Le vote perdu

Ce que nous devrions déplorer, c'est à quel point la violence s'est installée dans la civilisation la plus avancée, la nôtre, au point de franchir des lignes rouges sur un chemin de non-retour. Nous sommes passés de la critique constructive à la réprobation pour de simples raisons idéologiques. L'étape suivante a été la diabolisation de l'adversaire et, de là, nous sommes passés directement à la conversion du statut. Il n'y a plus de rivaux, mais des ennemis. Nous avons ouvert la porte aux insultes et aux disqualifications, à l'irrespect et à la vulgarisation de l'offense. L'avant-dernière étape est l'agression et, maintenant que l'on cherche à éliminer physiquement ceux qui ne pensent pas comme nous, il ne reste plus que la dernière station, l'arrêt définitif d'une folie collective, l'affrontement armé, la guerre, la destruction, la misère et la mort.

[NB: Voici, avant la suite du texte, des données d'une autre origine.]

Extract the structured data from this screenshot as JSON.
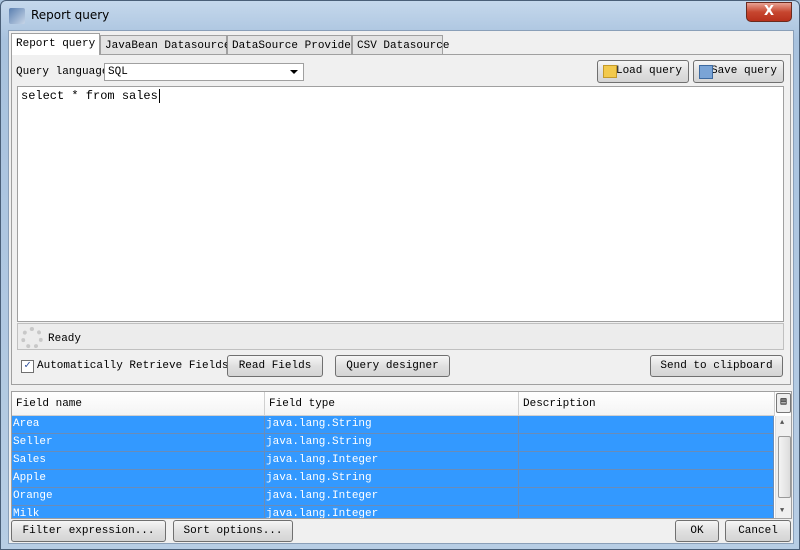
{
  "window": {
    "title": "Report query",
    "close_glyph": "X"
  },
  "tabs": [
    {
      "label": "Report query",
      "active": true
    },
    {
      "label": "JavaBean Datasource"
    },
    {
      "label": "DataSource Provider"
    },
    {
      "label": "CSV Datasource"
    }
  ],
  "query": {
    "language_label": "Query language",
    "language_value": "SQL",
    "load_label": "Load query",
    "save_label": "Save query",
    "text": "select * from sales"
  },
  "status": {
    "text": "Ready"
  },
  "actions": {
    "auto_retrieve_label": "Automatically Retrieve Fields",
    "auto_retrieve_checked": true,
    "read_fields": "Read Fields",
    "query_designer": "Query designer",
    "send_clipboard": "Send to clipboard"
  },
  "table": {
    "columns": [
      "Field name",
      "Field type",
      "Description"
    ],
    "rows": [
      [
        "Area",
        "java.lang.String",
        ""
      ],
      [
        "Seller",
        "java.lang.String",
        ""
      ],
      [
        "Sales",
        "java.lang.Integer",
        ""
      ],
      [
        "Apple",
        "java.lang.String",
        ""
      ],
      [
        "Orange",
        "java.lang.Integer",
        ""
      ],
      [
        "Milk",
        "java.lang.Integer",
        ""
      ]
    ],
    "selection_color": "#3399ff"
  },
  "footer": {
    "filter": "Filter expression...",
    "sort": "Sort options...",
    "ok": "OK",
    "cancel": "Cancel"
  }
}
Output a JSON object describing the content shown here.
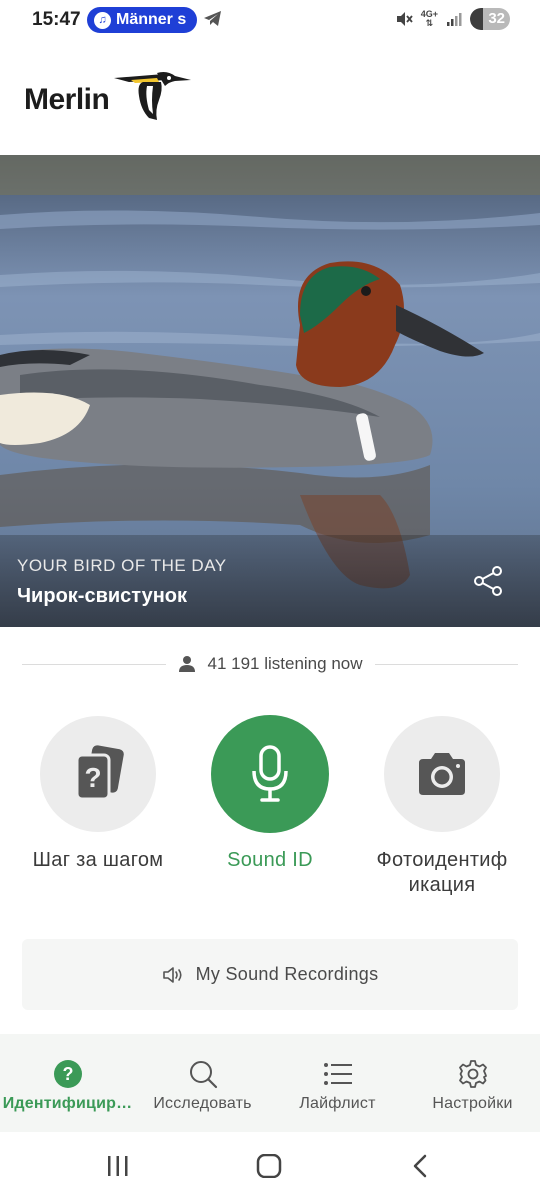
{
  "status_bar": {
    "time": "15:47",
    "media_pill": "Männer s",
    "network": "4G+",
    "battery": "32",
    "battery_level": 0.32
  },
  "logo": {
    "text": "Merlin"
  },
  "hero": {
    "kicker": "YOUR BIRD OF THE DAY",
    "bird_name": "Чирок-свистунок"
  },
  "listening": {
    "text": "41 191 listening now"
  },
  "actions": {
    "step_by_step": "Шаг за шагом",
    "sound_id": "Sound ID",
    "photo_id_line1": "Фотоидентиф",
    "photo_id_line2": "икация"
  },
  "recordings": {
    "label": "My Sound Recordings"
  },
  "bottom_nav": {
    "items": [
      {
        "label": "Идентифицир…",
        "icon": "question-circle-icon",
        "active": true
      },
      {
        "label": "Исследовать",
        "icon": "search-icon",
        "active": false
      },
      {
        "label": "Лайфлист",
        "icon": "list-icon",
        "active": false
      },
      {
        "label": "Настройки",
        "icon": "gear-icon",
        "active": false
      }
    ]
  },
  "colors": {
    "accent_green": "#3b9a57",
    "pill_blue": "#1f3fd6",
    "circle_gray": "#ececec"
  }
}
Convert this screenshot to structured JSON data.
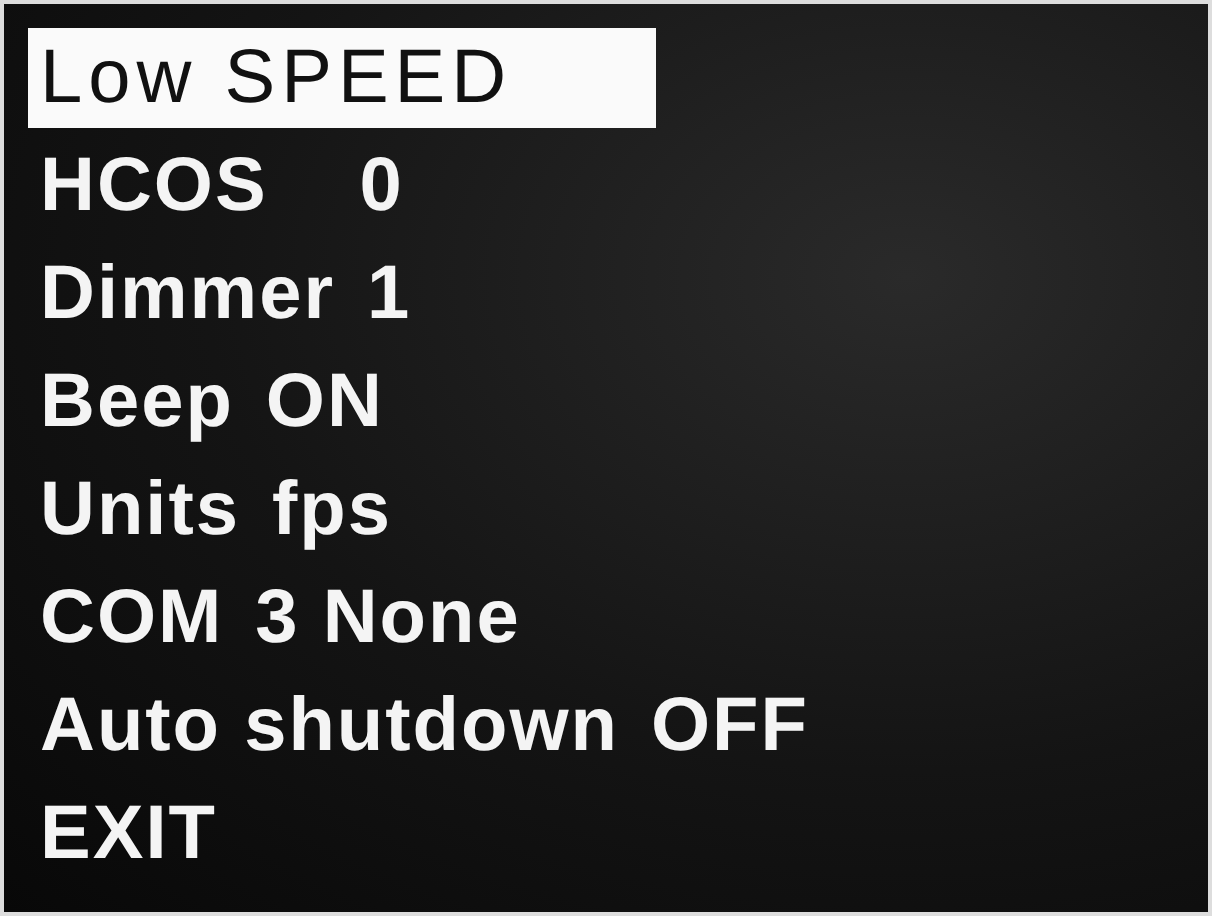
{
  "menu": {
    "items": [
      {
        "label": "Low SPEED",
        "selected": true
      },
      {
        "label": "HCOS",
        "value": "0",
        "selected": false
      },
      {
        "label": "Dimmer",
        "value": "1",
        "selected": false
      },
      {
        "label": "Beep",
        "value": "ON",
        "selected": false
      },
      {
        "label": "Units",
        "value": "fps",
        "selected": false
      },
      {
        "label": "COM",
        "value": "3 None",
        "selected": false
      },
      {
        "label": "Auto shutdown",
        "value": "OFF",
        "selected": false
      },
      {
        "label": "EXIT",
        "selected": false
      }
    ]
  }
}
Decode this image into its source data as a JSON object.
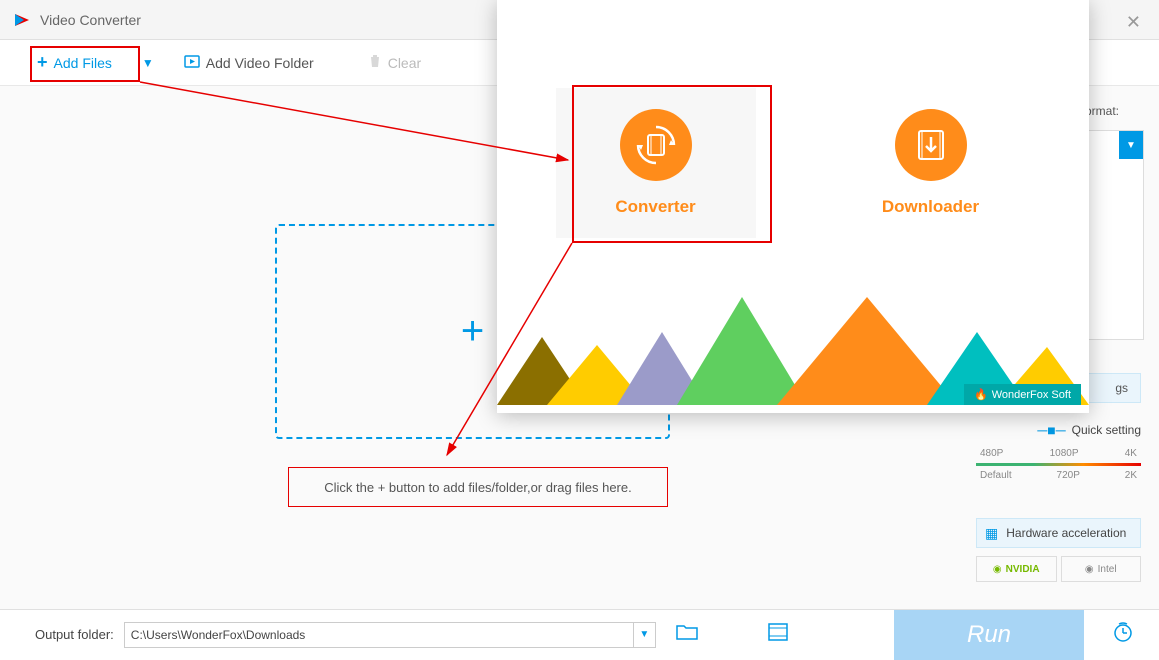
{
  "app": {
    "title": "Video Converter"
  },
  "toolbar": {
    "add_files": "Add Files",
    "add_folder": "Add Video Folder",
    "clear": "Clear"
  },
  "dropzone": {
    "hint": "Click the + button to add files/folder,or drag files here."
  },
  "right": {
    "format_label": "format:",
    "settings": "gs",
    "quick_setting": "Quick setting",
    "res_top": [
      "480P",
      "1080P",
      "4K"
    ],
    "res_bot": [
      "Default",
      "720P",
      "2K"
    ],
    "hw_accel": "Hardware acceleration",
    "nvidia": "NVIDIA",
    "intel": "Intel"
  },
  "bottom": {
    "output_label": "Output folder:",
    "output_path": "C:\\Users\\WonderFox\\Downloads",
    "run": "Run"
  },
  "overlay": {
    "converter": "Converter",
    "downloader": "Downloader",
    "brand": "WonderFox Soft"
  }
}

La haine est le vecteur qui nous distingue et le prétexte pour justifier des actes qui devraient être condamnés juridiquement et moralement sans palliation. Penser, concevoir et exécuter une mission dont l'objectif est la mort d'un rival, c'est entrer consciemment dans le domaine de la terreur.
Nos ancêtres n'ont pas versé autant de sang ni subi autant d'injustices, autant de rigueurs, pour finir comme ceux qu'ils ont combattus. Nous pouvons pécher de bien des manières, c'est à cela que servent la religion et la foi, à pardonner et à racheter. Cependant, dresser des murs et mépriser la condition humaine pour avoir un point de vue différent fait de nous des êtres de chair et de sang sans âme et sans principes.
Nous sommes des animaux dotés de l'intelligence nécessaire pour éviter les conflits et générer la prospérité, mais nous avons décidé de mettre notre intelligence au service du mal par paresse, ignorance et lâcheté, ce qui conduit inévitablement à un sectarisme qui ne fait pas de vaccins.
Souhaiter la mort de Trump est aussi nocif pour une société que de féliciter un hypothétique infarctus de Pedro Sánchez ou un accident de cheval mortel de Santiago Abascal. Nous disposons de mécanismes efficaces pour punir ceux qui commettent des crimes et, dans le cas de Sánchez ou de Macron, pour ne citer que ces deux exemples, il n'y aurait rien de pire pour eux que la privation de liberté.
Souhaiter la disparition des autres, c'est ce qui fait de nous des perdants et des traîtres à nos propres valeurs. Vouloir exterminer ceux qui sont, vivent, pensent et parlent autrement, c'est embrasser les ténèbres et la morosité. En Pennsylvanie, Trump a perdu une voix, le parti démocrate une autre, mais il n'y a pas d'égalité technique. Les fusillades illustrent notre défaite parce que nous n'avons pas réussi à stopper l'élan qui nous ramène aux pires moments de l'histoire contemporaine. Au milieu du XXIe siècle, nous avons été transportés au cœur des années 1930, une période sinistre où nous nous sommes rendus coupables de l'étalage de nos plus bas instincts. À l'époque, nous étions beaucoup plus cultivés, mieux éduqués et conscients de ce que nous faisions, du moins le pensions-nous, jusqu'à ce que, soixante millions de morts plus tard, nous n'ayons d'autre choix que de chercher des solutions pour que l'hécatombe ne se reproduise plus jamais. Notre monde, le monde des bons, le monde de la liberté, de la justice et du libre marché, a trouvé les formules, imparfaites sans doute, mais efficaces et bien meilleures que les doctrines des autres, Soviétiques, Cubains et communistes de toutes sortes et de toutes conditions.
Maintenant, aujourd'hui et probablement demain, ceux qui survivront devront se regarder dans la glace et rendre des comptes à leur conscience avant de faire de même à Dieu pour avoir semé tout ce qui nous éloigne de notre condition humaine. Réjouissons-nous que Trump soit encore vivant et que Pedro Sánchez nous ruine tous. Il sera temps de faire la fête quand le premier gagnera ou perdra les élections et que le second ira en prison à Soto del Real. Avant cela, si nous voulons être ce que nous prétendons être, nous devons commencer par nous laver et éliminer toute trace de mépris et d'extrémisme, car le pire n'est pas de perdre un vote à cause d'une balle, mais à cause d'une déception.